Герцог помолчал, унимая гнев. Ему и самому не нравилось, что он так легко выходит из себя, но положение было ужасным. Страх преследовал его, забирался в туфли и, поднимаясь по ногам, морозил спину. Предстояла война с сильным противником, а у герцога не было ни малейшего опыта боевых действий. Рейланд хотя бы служил офицером у покойного герцога Фердинанда и участвовал в нескольких стычках гвардейцев с пришедшими из-за моря пиратами. Но мог ли он командовать тридцатью тысячами войска, которое намеревался собрать герцог?
— Базеле, скажи, чтобы позвали сотника этих рейтар, я хочу с ним поговорить.
— Слушаюсь, ваша светлость, — ответил тот, церемонно кланяясь. Медленно вышел и притворил за собой дверь.
— Ничто!
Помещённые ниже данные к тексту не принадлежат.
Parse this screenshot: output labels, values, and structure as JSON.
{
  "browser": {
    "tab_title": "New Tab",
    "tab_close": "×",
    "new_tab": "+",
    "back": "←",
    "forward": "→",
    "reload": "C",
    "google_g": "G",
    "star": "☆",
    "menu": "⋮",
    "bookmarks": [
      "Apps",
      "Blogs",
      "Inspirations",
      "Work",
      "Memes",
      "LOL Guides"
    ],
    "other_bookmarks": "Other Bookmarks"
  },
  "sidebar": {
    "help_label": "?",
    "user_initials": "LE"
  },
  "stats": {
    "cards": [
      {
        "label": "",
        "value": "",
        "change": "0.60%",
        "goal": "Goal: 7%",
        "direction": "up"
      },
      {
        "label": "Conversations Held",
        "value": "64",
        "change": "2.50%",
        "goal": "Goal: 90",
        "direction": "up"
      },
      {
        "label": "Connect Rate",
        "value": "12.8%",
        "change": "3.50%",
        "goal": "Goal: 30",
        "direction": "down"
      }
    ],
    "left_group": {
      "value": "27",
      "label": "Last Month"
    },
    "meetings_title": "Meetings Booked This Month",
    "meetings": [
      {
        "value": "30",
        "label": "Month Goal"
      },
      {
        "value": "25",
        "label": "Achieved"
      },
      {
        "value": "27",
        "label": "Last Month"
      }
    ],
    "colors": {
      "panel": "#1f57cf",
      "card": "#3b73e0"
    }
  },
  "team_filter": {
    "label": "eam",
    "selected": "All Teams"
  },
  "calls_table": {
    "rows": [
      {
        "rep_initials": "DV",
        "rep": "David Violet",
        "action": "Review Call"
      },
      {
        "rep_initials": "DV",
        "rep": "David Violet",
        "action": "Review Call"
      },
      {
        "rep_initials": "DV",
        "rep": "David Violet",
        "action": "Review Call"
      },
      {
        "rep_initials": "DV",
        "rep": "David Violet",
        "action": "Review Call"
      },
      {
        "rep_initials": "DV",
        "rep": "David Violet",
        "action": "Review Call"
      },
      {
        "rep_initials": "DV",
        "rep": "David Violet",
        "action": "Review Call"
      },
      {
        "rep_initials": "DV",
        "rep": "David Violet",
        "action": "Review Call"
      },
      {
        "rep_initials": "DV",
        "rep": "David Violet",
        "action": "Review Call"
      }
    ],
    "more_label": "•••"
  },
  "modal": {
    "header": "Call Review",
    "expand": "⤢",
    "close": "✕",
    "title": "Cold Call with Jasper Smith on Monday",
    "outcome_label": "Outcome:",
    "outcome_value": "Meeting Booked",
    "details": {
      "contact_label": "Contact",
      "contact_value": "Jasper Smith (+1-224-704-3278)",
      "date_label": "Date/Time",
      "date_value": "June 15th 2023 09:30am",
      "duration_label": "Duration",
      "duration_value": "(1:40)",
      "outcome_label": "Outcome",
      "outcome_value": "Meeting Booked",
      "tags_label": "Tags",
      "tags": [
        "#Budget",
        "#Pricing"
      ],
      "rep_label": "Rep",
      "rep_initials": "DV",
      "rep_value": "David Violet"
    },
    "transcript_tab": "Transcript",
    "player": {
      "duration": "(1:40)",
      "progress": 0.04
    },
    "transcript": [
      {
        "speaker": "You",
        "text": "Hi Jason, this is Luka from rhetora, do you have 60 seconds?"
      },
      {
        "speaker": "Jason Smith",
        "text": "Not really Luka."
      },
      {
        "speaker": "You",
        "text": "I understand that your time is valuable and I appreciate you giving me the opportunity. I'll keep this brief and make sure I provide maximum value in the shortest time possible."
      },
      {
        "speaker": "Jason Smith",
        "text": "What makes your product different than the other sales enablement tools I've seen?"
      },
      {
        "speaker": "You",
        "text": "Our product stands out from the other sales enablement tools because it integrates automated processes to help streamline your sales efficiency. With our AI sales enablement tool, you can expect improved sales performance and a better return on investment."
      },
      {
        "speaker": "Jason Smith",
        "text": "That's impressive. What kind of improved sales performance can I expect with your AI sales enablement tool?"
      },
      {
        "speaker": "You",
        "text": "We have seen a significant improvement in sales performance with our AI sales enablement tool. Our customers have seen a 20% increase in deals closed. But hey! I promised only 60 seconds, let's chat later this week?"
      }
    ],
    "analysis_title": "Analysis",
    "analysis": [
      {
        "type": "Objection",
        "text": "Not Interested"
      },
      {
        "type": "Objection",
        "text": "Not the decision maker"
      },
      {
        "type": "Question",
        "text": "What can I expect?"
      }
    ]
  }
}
Никакая угроза не заставит его двигаться быстрее! — воскликнул герцог и ударил кулаком по бюро.
Звякнула крышка чернильницы, четвертинка бумаги слетела на пол и повернулась той стороной, где герцог расписывал перо. Он просто чертил какие-то загогулины, добиваясь ровного росчерка, но теперь эти пробы сложились в какие-то буквы.
— Что это тут?
Герцог присел на корточки, ножны кинжала стукнули об пол.
— Это ведь арамейский, так? Вы говорили, что немного знали его, граф, прочтите…
— Да ведь я ничего не разберу, ваша светлость, здесь темно…
— Где же темно — все видно! Смотри — «аба», потом «эс», потом «легима» и…
— «Троса», — назвал граф последнюю букву в сложившемся слове.
— И что это означает, говорите, граф! — потребовал герцог, дернув де Кримона за камзол, так что тот едва не упал.
— Я не знаток, ваша светлость, кое-что помню с юности, учил когда-то… К тому же эти несколько букв могут вовсе ничего не значить.
— Вы думаете?
Герцог поднялся. Во всем, в каждой мелочи он теперь искал знамения и пророчества. В дверь постучали.
— Входи, Базеле!
Вошел камердинер, а следом за ним рослый рейтарский сотник. Все внимание герцога переключилось на него, и де Кримон, подхватив трость, попятился к двери. Прежде чем выскользнуть в коридор, он оглянулся на оброненную четвертинку бумаги, где среди росчерков пера герцога сложилось арамейское слово. Оно означало — «безнадежен».